取当前行和前五行:ROWS between 5 preceding and current row --共6行

取当前行和后五行:ROWS between current row and 5 following --共6行

取前五行和后五行:ROWS between 5 preceding and 5 following --共11行

取当前行和前六行:ROWS 6 preceding(等价于between...and current row) --共7行

这一天和前面6天:RANGE between interval 6 day preceding and current row --共7天

这一天和前面6天:RANGE interval 6 day preceding(等价于between...and current row) --共7天

字段值落在当前值-100到+200的区间:RANGE between 100 preceding and 200 following --共301个数值

三、窗口函数分类

函数部分

聚合函数:SUM(), AVG(), COUNT(), MAX(), MIN()

分析函数:LAG(), LEAD(), FIRST_VALUE(), LAST_VALUE()

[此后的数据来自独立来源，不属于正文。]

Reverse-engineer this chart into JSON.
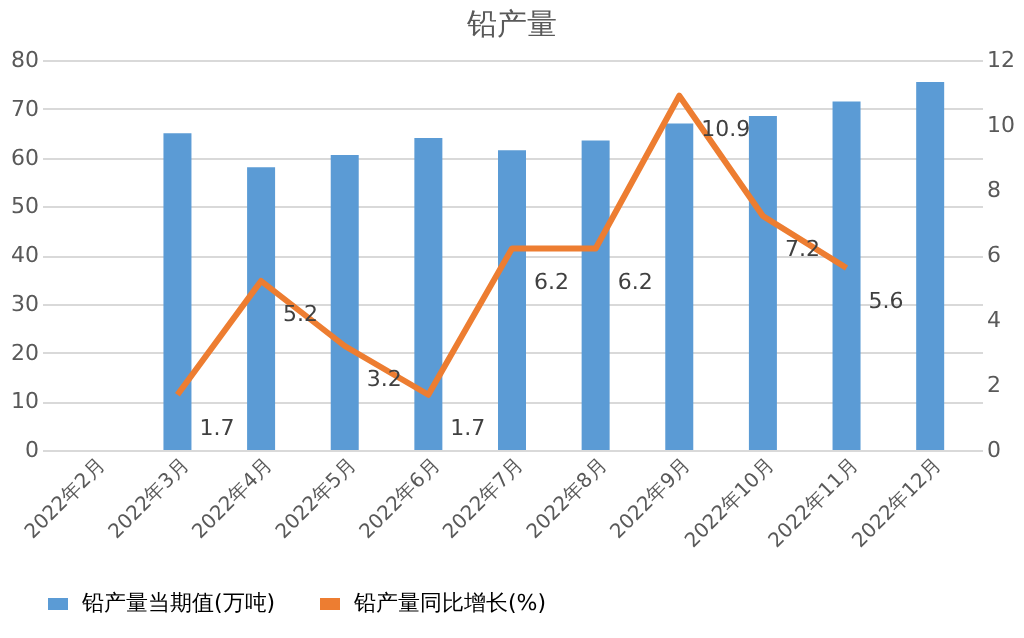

排序函数:ROW_NUMBER(), RANK(), DENSE_RANK()

3.1 聚合函数类

  • SUM/COUNT/MAX/MIN/AVG/MEDIAN等都可以作为窗口函数使用

示例:

sql 复制代码
-- 统计订单月销售金额及截止到当月的累计销售金额
SELECT 
    MONTH(pay_time) pay_mount, 
    SUM(amount) amount,
    SUM(SUM(amount)) OVER (
        ORDER BY MONTH(pay_time) ASC 
        ROWS BETWEEN UNBOUNDED PRECEDING AND CURRENT ROW
    ) AS amount_total 
FROM order_detail
GROUP BY pay_mount
ORDER BY pay_mount

3.2 排序函数类

  • ROW_NUMBER():为每行分配唯一的排序编号
  • RANK():排名相同名次并列,且名次中留下空位
  • DENSE_RANK():排名相同名次并列,名次中不会留下空位
  • CUME_DIST:行数/分组内总行数,相当于百分位
  • PERCENT_RANK():计算当前行的百分比排名
  • NTILE(n):将分组数据均匀切片分n组

示例:

sql 复制代码
-- 按部门和销售额排序,分配行号
SELECT 
    id, department, sales_amount,
    ROW_NUMBER() OVER (PARTITION BY department ORDER BY sales_amount DESC) AS rank_num
FROM sales;

-- 累计销售额计算
SELECT 
    department, sales_amount,
    SUM(sales_amount) OVER (PARTITION BY department ORDER BY sales_amount DESC) AS cumulative_sales
FROM sales;

【功能】ROW_NUMBER 函数为每行分配一个唯一的序号,在每个分区内部从1开始递增,即使遇到相同值也会分配不同的序号。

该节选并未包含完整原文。